Les yeux rivés sur l’écran de son téléphone cellulaire, les doigts caressant le clavier. Côte à côte, mais séparés par deux écrans et une myriade de circuits électriques. Inutile d’essayer de lui parler, il n’entend pas, l’esprit parasité par la musique de son iPod. Mieux vaut le « texter », tout sera plus simple ainsi. Soit dans l’esprit du temps : ne mène aucun combat, ne défend aucune cause, ne t’intéresse à rien, et tu pourras écrire à tous les autres individus modernes sur leur page Facebook que tu es devenu l’un des leurs.
2 C. Taylor y consacre un chapitre dans Charles Taylor, Grandeur et misère de la modernité, Bellarmin, Québec, 2008, p117-135
3 Bien que la modernité postule la primauté du progrès, qui entraîne l’amélioration technique et technologique incessante et ce que l’on pourrait nommer «perpétuelle révolution», elle condamne également la révolution idéologique. Ainsi si la technique est en «perpétuelle révolution», le carcan moderniste marginalise la remise en question de l’idéologie qui justifie une telle pensée.
4 Se référer à Gilles Lipovetsky, L’ère du vide, Éditions Gallimard, Paris, 2008
Commentaires
Francis Davidson Tanguay le 06/04/2010 Ă 13h19
Une réflexion riche et intéressante qui se veut plus déductive qu'empirique et qui, à mon avis, accorde une importance trop grande à certains concepts. Je pense entre autres à l'ascension du relativisme, aux dépens d’idéaux universels religieux, qui en viendrait à justifier la "subjectivation du monde", où tout s'équivaut et qui mène à "une pacification des débats, une désertion de la sphère politique et un isolement hédoniste confortant". Il me semble que ces réalités (si réalités elles sont) sont explicables par plusieurs facteurs sociaux-politiques qui n'ont en fait rien à voir avec la perte des idéaux universels (comme, par exemple, l'impérialisme culturel américain.) Bref, chapeau pour la profondeur des idées et la pertinence de nombre de propos. Toutefois, il est nécessaire de préciser que certains concept n'expliquent que partiellement (et parfois de façon minime et éloignée, à mon avis) l'évolution de l'homme moderne. Un article à lire (et à relire) tranquillement et avec attention !

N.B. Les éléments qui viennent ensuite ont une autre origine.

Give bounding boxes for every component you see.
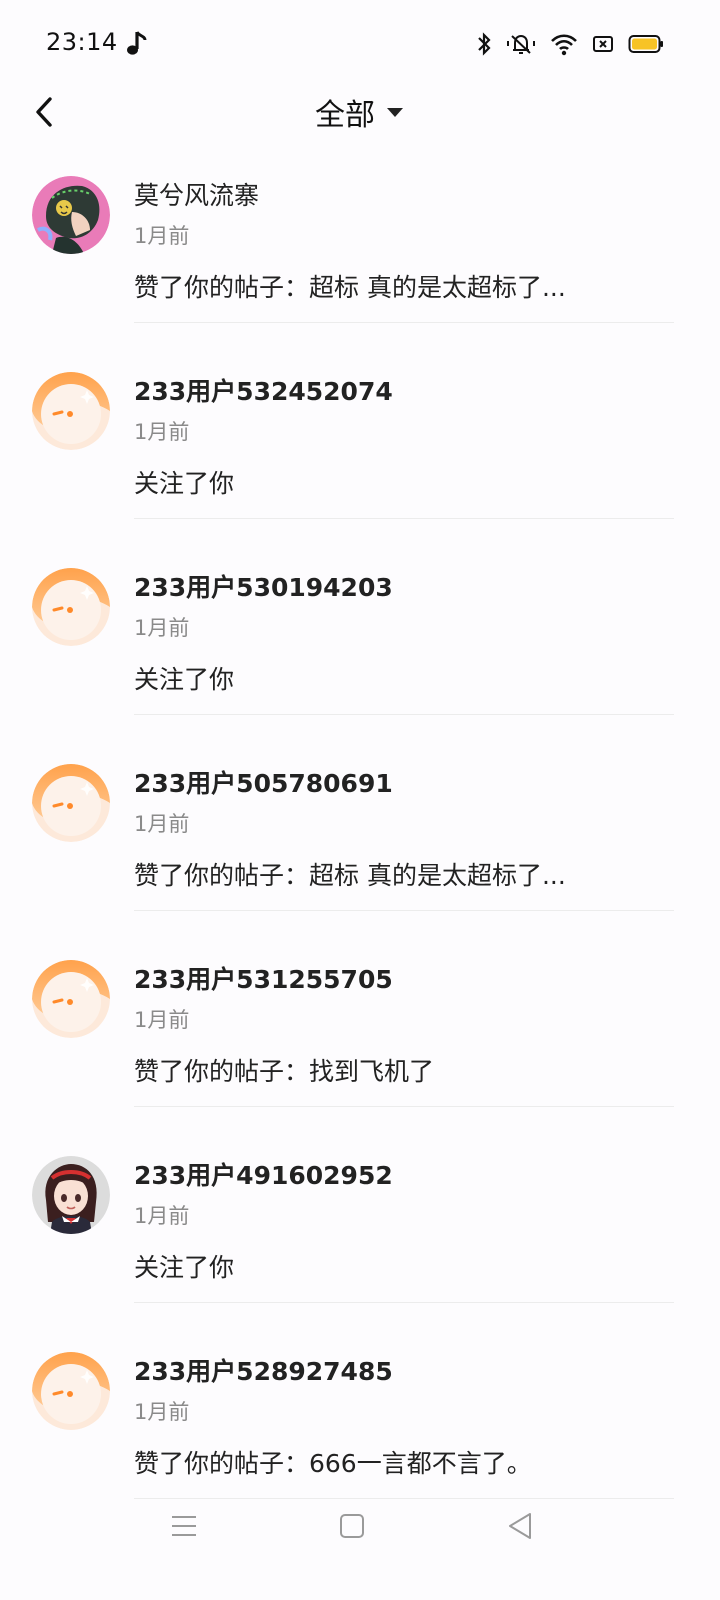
notification-item-4[interactable]: 233用户505780691 1月前 赞了你的帖子：超标 真的是太超标了... [0, 760, 720, 956]
user-name[interactable]: 233用户531255705 [134, 960, 393, 996]
home-square-icon[interactable] [334, 1508, 370, 1544]
custom-avatar-helmet-icon [32, 176, 110, 254]
filter-dropdown[interactable]: 全部 [0, 90, 720, 134]
notification-item-2[interactable]: 233用户532452074 1月前 关注了你 [0, 368, 720, 564]
bluetooth-icon [478, 32, 491, 56]
user-name[interactable]: 233用户491602952 [134, 1156, 393, 1192]
notification-time: 1月前 [134, 616, 190, 640]
notification-action: 关注了你 [134, 469, 235, 498]
sim-off-icon [593, 36, 613, 52]
notification-item-6[interactable]: 233用户491602952 1月前 关注了你 [0, 1152, 720, 1348]
wifi-icon [551, 34, 577, 56]
user-name[interactable]: 莫兮风流寨 [134, 176, 259, 212]
avatar[interactable] [32, 1352, 110, 1430]
notification-action: 赞了你的帖子：666一言都不言了。 [134, 1449, 532, 1478]
avatar[interactable] [32, 960, 110, 1038]
avatar[interactable] [32, 372, 110, 450]
notification-time: 1月前 [134, 1400, 190, 1424]
notification-item-1[interactable]: 莫兮风流寨 1月前 赞了你的帖子：超标 真的是太超标了... [0, 172, 720, 368]
default-orange-avatar-icon [32, 1352, 110, 1430]
divider [134, 910, 674, 911]
notification-action: 赞了你的帖子：超标 真的是太超标了... [134, 861, 566, 890]
notification-item-3[interactable]: 233用户530194203 1月前 关注了你 [0, 564, 720, 760]
caret-down-icon [387, 108, 403, 117]
avatar[interactable] [32, 176, 110, 254]
default-orange-avatar-icon [32, 960, 110, 1038]
battery-icon [628, 35, 663, 53]
back-triangle-icon[interactable] [502, 1508, 538, 1544]
divider [134, 714, 674, 715]
notification-action: 赞了你的帖子：超标 真的是太超标了... [134, 273, 566, 302]
music-note-icon [127, 31, 147, 55]
page-title: 全部 [315, 98, 375, 133]
notification-action: 赞了你的帖子：找到飞机了 [134, 1057, 435, 1086]
divider [134, 1302, 674, 1303]
notification-list: 莫兮风流寨 1月前 赞了你的帖子：超标 真的是太超标了... 233用户5324… [0, 172, 720, 1544]
nav-bar: 全部 [0, 86, 720, 136]
notification-time: 1月前 [134, 420, 190, 444]
default-orange-avatar-icon [32, 568, 110, 646]
user-name[interactable]: 233用户530194203 [134, 568, 393, 604]
divider [134, 1106, 674, 1107]
status-bar: 23:14 [0, 0, 720, 86]
notification-time: 1月前 [134, 1204, 190, 1228]
default-orange-avatar-icon [32, 764, 110, 842]
notification-time: 1月前 [134, 812, 190, 836]
notification-action: 关注了你 [134, 1253, 235, 1282]
notification-item-5[interactable]: 233用户531255705 1月前 赞了你的帖子：找到飞机了 [0, 956, 720, 1152]
avatar[interactable] [32, 1156, 110, 1234]
system-nav-bar [0, 1494, 720, 1560]
notification-action: 关注了你 [134, 665, 235, 694]
notification-time: 1月前 [134, 224, 190, 248]
avatar[interactable] [32, 568, 110, 646]
default-orange-avatar-icon [32, 372, 110, 450]
divider [134, 518, 674, 519]
status-time: 23:14 [46, 28, 118, 56]
user-name[interactable]: 233用户532452074 [134, 372, 393, 408]
custom-avatar-girl-icon [32, 1156, 110, 1234]
menu-icon[interactable] [166, 1508, 202, 1544]
notification-time: 1月前 [134, 1008, 190, 1032]
silent-bell-icon [507, 34, 535, 54]
user-name[interactable]: 233用户505780691 [134, 764, 393, 800]
status-icons [476, 30, 664, 58]
divider [134, 322, 674, 323]
user-name[interactable]: 233用户528927485 [134, 1352, 393, 1388]
avatar[interactable] [32, 764, 110, 842]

Jean de Cuir le 14/05/2010 Ă 09h19
Le sens de ce qu’a lancé la Révolution française pivote autour de la souveraineté de la personne. Or, cette reconnaissance est en fait en procès depuis la fin du 18e s.; c’est-à-dire que nous n’avons pas encore déchiffré ce que signifie cette souveraineté. Il n’est pas clair pour la majorité des personnes que la seule autorité transcendante est bien celle de la personne. En d’ autres mots, le récit chrétien, comme tous les autres récits dits religieux, n’est qu’un mythe parmi d’autres. Il n’a de force que ce qui est imaginaire. Pour l’articulation du politique, il est dans les limbes. Quant à la séparation de l’église et de l’État, pourquoi? Ils ne sont pas sur le même pied: il n’ y a que l’État qui est réel. La personne est en état d’apprentissage de sa souveraineté. On sait bien que la conscience d’être responsable de la biosphère n’est pas très actualisée ( sic). D’autre part, on peut ne pas confondre ̀”égalité” et la tendance à la médiocratie; ou égalité en droit ne signifie pas égalisation des talents, des capacités, des habilités.